Subhash Jha on Loins Of Punjab Presents

By Super Admin

By: Subhash K. Jha, IndiaFM
Wednesday, September 26, 2007

"Are you ashamed to be seen with me?", the only white -American contestant in the all-desi US-based music contest asks his strictly-brown girlfriend Ayesha Dharker.
And you wonder, not for the first time during the nimble narration, at the fistful of feisty farce that first-time filmmaker Manish Acharya facilitates into this funny-on-the-top-tragic-at-the-bottom look-see at the quirks quibbles eccentricities oddities and other cultural excesses of a bunch of Indians in the US trying hard to keep the Bollywood spirit alive in the land of opportunities and, yes, dreams.

First things first. Writer-director Manish Acharya's 90-minute film leaves you with enough characters to populate two big-budget Karan Johar spectacles. Broadly assertive Indians swarm the posh hotel that populates the music contestants on stage of every age...and rage.

Yes, there's plenty of anger underlining the film's utterly blithe and deliciously amusing subtext. On the surface the eccentric and isolated NRI community caught between the dance of the diaspora and the deep-blue 'see" of Hindi-cinema kitsch, seem to represent the most apparent fall-out of cultural displacement.

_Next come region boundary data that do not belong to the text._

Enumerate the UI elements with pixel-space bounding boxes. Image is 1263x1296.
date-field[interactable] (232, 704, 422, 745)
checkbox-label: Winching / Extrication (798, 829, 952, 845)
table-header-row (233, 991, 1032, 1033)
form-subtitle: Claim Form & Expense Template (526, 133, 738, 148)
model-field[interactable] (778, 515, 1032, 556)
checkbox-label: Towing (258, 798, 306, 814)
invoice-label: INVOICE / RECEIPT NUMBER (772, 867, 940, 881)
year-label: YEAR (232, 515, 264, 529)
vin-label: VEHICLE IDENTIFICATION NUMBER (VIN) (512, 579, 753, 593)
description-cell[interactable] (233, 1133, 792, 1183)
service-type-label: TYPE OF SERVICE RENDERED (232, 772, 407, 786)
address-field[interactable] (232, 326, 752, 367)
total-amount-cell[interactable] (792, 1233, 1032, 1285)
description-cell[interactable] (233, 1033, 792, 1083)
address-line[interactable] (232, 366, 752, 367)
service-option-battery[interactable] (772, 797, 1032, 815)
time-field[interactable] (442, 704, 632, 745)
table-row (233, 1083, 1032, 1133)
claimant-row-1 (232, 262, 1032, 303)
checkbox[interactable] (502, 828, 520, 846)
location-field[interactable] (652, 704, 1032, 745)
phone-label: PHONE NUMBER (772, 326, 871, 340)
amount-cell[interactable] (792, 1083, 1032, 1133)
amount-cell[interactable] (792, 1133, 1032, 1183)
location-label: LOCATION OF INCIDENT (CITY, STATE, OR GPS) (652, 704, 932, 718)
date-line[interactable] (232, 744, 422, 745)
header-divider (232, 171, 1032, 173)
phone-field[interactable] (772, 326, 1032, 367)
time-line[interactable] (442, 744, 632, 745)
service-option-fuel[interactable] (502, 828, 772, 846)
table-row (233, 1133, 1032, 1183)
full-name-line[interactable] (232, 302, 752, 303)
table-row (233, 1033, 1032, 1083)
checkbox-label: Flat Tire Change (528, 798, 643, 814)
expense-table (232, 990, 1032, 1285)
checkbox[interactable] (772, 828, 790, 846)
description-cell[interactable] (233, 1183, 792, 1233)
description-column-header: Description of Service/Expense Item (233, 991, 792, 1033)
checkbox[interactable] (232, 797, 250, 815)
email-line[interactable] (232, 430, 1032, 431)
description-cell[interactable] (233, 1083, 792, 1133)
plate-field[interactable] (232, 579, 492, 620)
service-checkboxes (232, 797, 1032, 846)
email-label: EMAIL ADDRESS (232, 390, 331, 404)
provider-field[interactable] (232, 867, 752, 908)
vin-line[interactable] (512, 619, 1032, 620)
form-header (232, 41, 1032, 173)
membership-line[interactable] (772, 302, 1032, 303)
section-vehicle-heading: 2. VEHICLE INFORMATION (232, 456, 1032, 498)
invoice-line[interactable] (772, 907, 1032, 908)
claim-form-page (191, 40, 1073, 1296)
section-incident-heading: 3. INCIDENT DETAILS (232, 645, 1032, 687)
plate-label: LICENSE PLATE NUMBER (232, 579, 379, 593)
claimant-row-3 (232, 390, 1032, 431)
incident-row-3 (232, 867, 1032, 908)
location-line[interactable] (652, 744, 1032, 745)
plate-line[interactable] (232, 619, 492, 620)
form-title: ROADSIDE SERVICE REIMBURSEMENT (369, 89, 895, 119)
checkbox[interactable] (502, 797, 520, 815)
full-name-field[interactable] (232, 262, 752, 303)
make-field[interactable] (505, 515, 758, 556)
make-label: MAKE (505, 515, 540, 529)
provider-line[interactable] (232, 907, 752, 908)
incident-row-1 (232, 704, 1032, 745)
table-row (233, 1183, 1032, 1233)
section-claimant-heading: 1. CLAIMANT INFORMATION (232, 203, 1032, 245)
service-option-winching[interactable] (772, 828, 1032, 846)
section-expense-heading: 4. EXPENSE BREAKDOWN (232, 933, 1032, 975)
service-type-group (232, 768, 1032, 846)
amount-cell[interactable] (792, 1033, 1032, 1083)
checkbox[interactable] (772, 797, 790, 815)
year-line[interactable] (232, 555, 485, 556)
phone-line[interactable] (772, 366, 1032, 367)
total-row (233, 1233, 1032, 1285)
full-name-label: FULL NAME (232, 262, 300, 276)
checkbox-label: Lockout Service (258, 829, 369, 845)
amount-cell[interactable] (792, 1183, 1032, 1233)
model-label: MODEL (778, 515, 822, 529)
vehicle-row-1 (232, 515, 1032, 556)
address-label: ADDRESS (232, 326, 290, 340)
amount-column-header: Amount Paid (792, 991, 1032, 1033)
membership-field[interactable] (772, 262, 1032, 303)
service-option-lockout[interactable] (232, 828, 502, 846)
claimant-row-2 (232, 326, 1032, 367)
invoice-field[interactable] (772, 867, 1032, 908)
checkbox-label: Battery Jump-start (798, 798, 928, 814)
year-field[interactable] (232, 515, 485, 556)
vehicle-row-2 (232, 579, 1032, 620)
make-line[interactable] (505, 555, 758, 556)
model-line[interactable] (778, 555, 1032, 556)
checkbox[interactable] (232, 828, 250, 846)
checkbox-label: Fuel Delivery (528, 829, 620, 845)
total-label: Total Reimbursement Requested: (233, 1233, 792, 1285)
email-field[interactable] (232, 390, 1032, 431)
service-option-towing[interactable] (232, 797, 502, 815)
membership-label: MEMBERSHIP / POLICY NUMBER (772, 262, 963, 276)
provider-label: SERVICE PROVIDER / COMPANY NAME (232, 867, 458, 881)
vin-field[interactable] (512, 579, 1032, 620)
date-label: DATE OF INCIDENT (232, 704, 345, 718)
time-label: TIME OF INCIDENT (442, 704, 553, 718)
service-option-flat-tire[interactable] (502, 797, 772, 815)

Within half an hour you warm up to these naively ambitious characters as people whom you've probably bumped into during your last visit to the US of A at the neighbourhood curry canteen....the chic socialite (Shabana Azmi with a dazzling smile and a new haircut) whose raga-rich guru teaches her to sing 'Chura liya hai tumne" sexily, the 17-year old singing prodigy(Ishitta Sharrma) of a stifling Gujarati family(a chaotic cosmos of dhoklas and pornography), the earnest but talent-less Bollywood-fixated bimbo(Seema Rahmani, perfectly cast) , the Bollywood-Bachchan fanatic (played with don't-take-me-seriously gusto by the director Acharya), the belligerent gay Bhangra-rap duo walking hand-in-hand with aggressive amorousness across the hotel lobby staring down all the disapproving stares ... They all gather together in a hilarious huddle of NRI eccentricities, Bollywood norms and Hindi songs, belted out in voices that often belong to the bathroom , never the 'bored' room.

Given the severest of playing-time limitations every character still brings to his or her role a delectable participative spirit. I don't think Loins... could work without the same cast. Tough to single out any one performance. But Jameel Khan's evil-eyed, boorish and vulgar performance as the show's organizer stands out....As for Shabana, in her ten-minute appearance she brings fire, ice and a bit of wicked sunshine to the table. Watch her in the sequence while addressing a press conference in the hotel lobby where she's interrupted by the only non-Brown contestant Josh for a wrong reference to a Bachchan flick.

The steely glance she throws at the poor chap could de-freeze an igloo. To play people who are parodic and silly in their self-importance with such warm and understanding isn't easy.

On the surface the actors and the wonderfully gifted director make it look easy. Loins Of Punjab Presents is all about scratching the surface to discover the painfully embarrassing dreams and ambitions of a generation that has moved as far away from 'home' as India has moved in the world of globalization.

See the film for the layers of sadness it secretes while telling a tale of preposterous self-promotion by people who can't look beyond their own voices. Or watch the film for its unstoppable flow of brilliantly witty one-liners and for bringing into play Bollywood"s film-song culture without being a musical. Curry flavouring never seemed more ironical.